Bizim Diyanet İşleri Başkanlığı kaynaklarında da satrancın hoş karşılanmadığı vurgulanıyor. Örneğin Hanefi mezhebi imamlarından Ebu Yusuf ile Muhammet satranç oynayanlara selam verilmesini doğru bulmuyor. İmam Mâlik ve İmam Ahmed b. Hanbel, satrancın haram olduğunu söylüyorlar.
Halbuki satranç oyununu İran’ı fetheden ilk Müslümanlar buradan almışlar; bu oyunu fethettikleri bölgelere de götürerek Avrupa’ya ulaşmasını sağlamışlardır.
İnsanoğlu, modern dönemde bile; akıl yetisini kullanmaya dayalı bu oyunun yerini tutabilecek daha ileri bir oyun sistemi geliştirilememiştir. Bu oyunu iyi oynayanlar; ticarette, siyasette başa güreşirler. Savaşların yönetimi bile satranç oyunundan başka şey değildir.
Satranç oynayan insan; yapılan bir işin arkasında hangi nedenlerin olduğunu düşünür, bulur, sorgular. Bu yüzden de satranç oynayan toplumlar koyun gibi güdülemezler.
Siyasetçiler ile onların emrindeki din adamları ise toplumu akılsız bir yığın haline getirmek peşindedir. Böylece onlara istediklerini yaptırırlar.
İslam dünyası bugün, siyasetçileri “zıllullah-ı ru-i zemin” (Allah’ın yeryüzündeki gölgesi) gibi gösteren siyasallaşmış din adamların saldırısı altındadır. Suudi Arabistan baş müftüsü de Suudi Kralı’nın iktidarını uzatmak için satranca savaş açmıştır.

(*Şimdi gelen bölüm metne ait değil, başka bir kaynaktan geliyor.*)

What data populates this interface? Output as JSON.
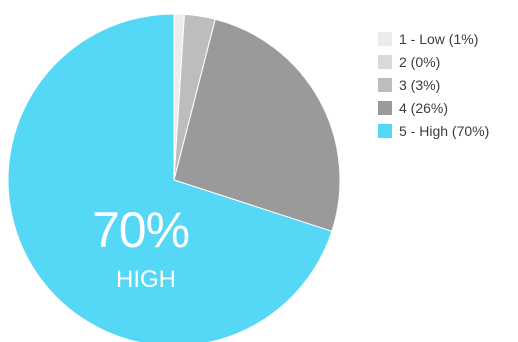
{
  "chart_data": {
    "type": "pie",
    "categories": [
      "1 - Low",
      "2",
      "3",
      "4",
      "5 - High"
    ],
    "values": [
      1,
      0,
      3,
      26,
      70
    ],
    "colors": [
      "#ececec",
      "#d9d9d9",
      "#bdbdbd",
      "#9a9a9a",
      "#55d7f6"
    ],
    "legend_position": "right",
    "legend": [
      {
        "label": "1 - Low (1%)",
        "color": "#ececec"
      },
      {
        "label": "2 (0%)",
        "color": "#d9d9d9"
      },
      {
        "label": "3 (3%)",
        "color": "#bdbdbd"
      },
      {
        "label": "4 (26%)",
        "color": "#9a9a9a"
      },
      {
        "label": "5 - High (70%)",
        "color": "#55d7f6"
      }
    ],
    "annotation": {
      "value": "70%",
      "label": "HIGH"
    }
  }
}
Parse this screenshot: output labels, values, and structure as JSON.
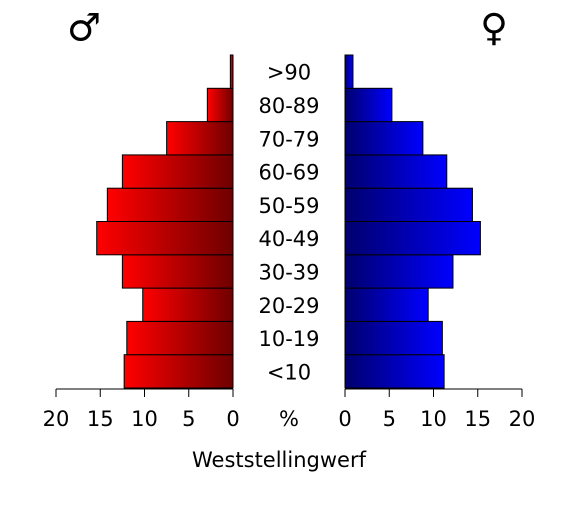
{
  "chart_data": {
    "type": "pyramid",
    "title": "Weststellingwerf",
    "xlabel": "%",
    "categories": [
      "<10",
      "10-19",
      "20-29",
      "30-39",
      "40-49",
      "50-59",
      "60-69",
      "70-79",
      "80-89",
      ">90"
    ],
    "series": [
      {
        "name": "♂",
        "color": "#ff0000",
        "values": [
          12.3,
          12.0,
          10.2,
          12.5,
          15.4,
          14.2,
          12.5,
          7.5,
          2.9,
          0.3
        ]
      },
      {
        "name": "♀",
        "color": "#0000ff",
        "values": [
          11.2,
          11.0,
          9.4,
          12.2,
          15.3,
          14.4,
          11.5,
          8.8,
          5.3,
          0.9
        ]
      }
    ],
    "xlim": [
      0,
      20
    ],
    "xticks": [
      0,
      5,
      10,
      15,
      20
    ]
  }
}
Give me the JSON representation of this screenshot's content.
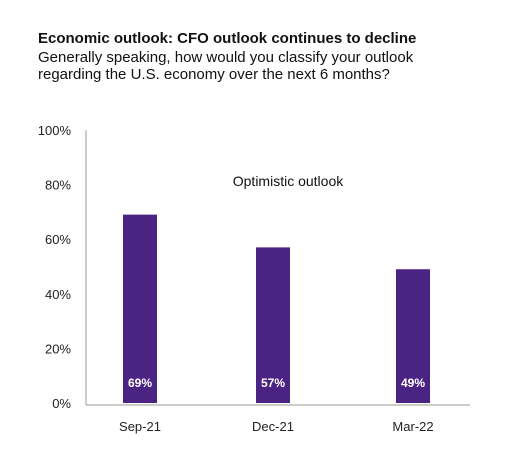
{
  "chart_data": {
    "type": "bar",
    "title": "Economic outlook: CFO outlook continues to decline",
    "subtitle": "Generally speaking, how would you classify your outlook regarding the U.S. economy over the next 6 months?",
    "annotation": "Optimistic outlook",
    "categories": [
      "Sep-21",
      "Dec-21",
      "Mar-22"
    ],
    "values": [
      69,
      57,
      49
    ],
    "data_labels": [
      "69%",
      "57%",
      "49%"
    ],
    "ylim": [
      0,
      100
    ],
    "yticks": [
      0,
      20,
      40,
      60,
      80,
      100
    ],
    "ytick_labels": [
      "0%",
      "20%",
      "40%",
      "60%",
      "80%",
      "100%"
    ],
    "bar_color": "#4b2483",
    "grid": false
  }
}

MODERNLEŞTİRİLMİŞ CAHİLİYE
Aynı zihniyet Türkiye’ye de hızla yayılmaktadır. Türk Diyanet İşleri de Suudi gericiliği ile sıkı işbirliği halindedir. Bunlar elbirliği yaparak Orta Çağ cahiliyesinin ürettiği yalanlara yöneliyorlar.
İslam’ın cahiliye devri 21. Yüzyıl’da Suudi Arabistan’dan yayıldı; kimi zaman Müslüman Kardeşler oldu, kimi zaman IŞiD haline geldi, kimi zaman Ilımlı İslam postuna büründü ve koyu gölgesi modernleştirilmiş cahiliye halinde Türkiye’ye yayılmaya başlandı.
İnsanlarımızın kimliği bu odaklarca hızla değiştiriliyor. Bu kimlik geleceğin dünyasında var olacak kimlik değil, Orta Çağ kimliğidir. Bu kimliğe bürünen İslam’ın geleceğin dünyasında yaşama şansı yoktur. Bu akıma kapılarak laikliğe savaş açmış Türkiye da 21. Yüzyıl’da dünyayı yöneten ülkeler arasında bulunamayacaktır.
Nerede bu cumhuriyetin partileri? Niçin bu gerici saldırıya karşı vatandaşı uyandırmıyorlar?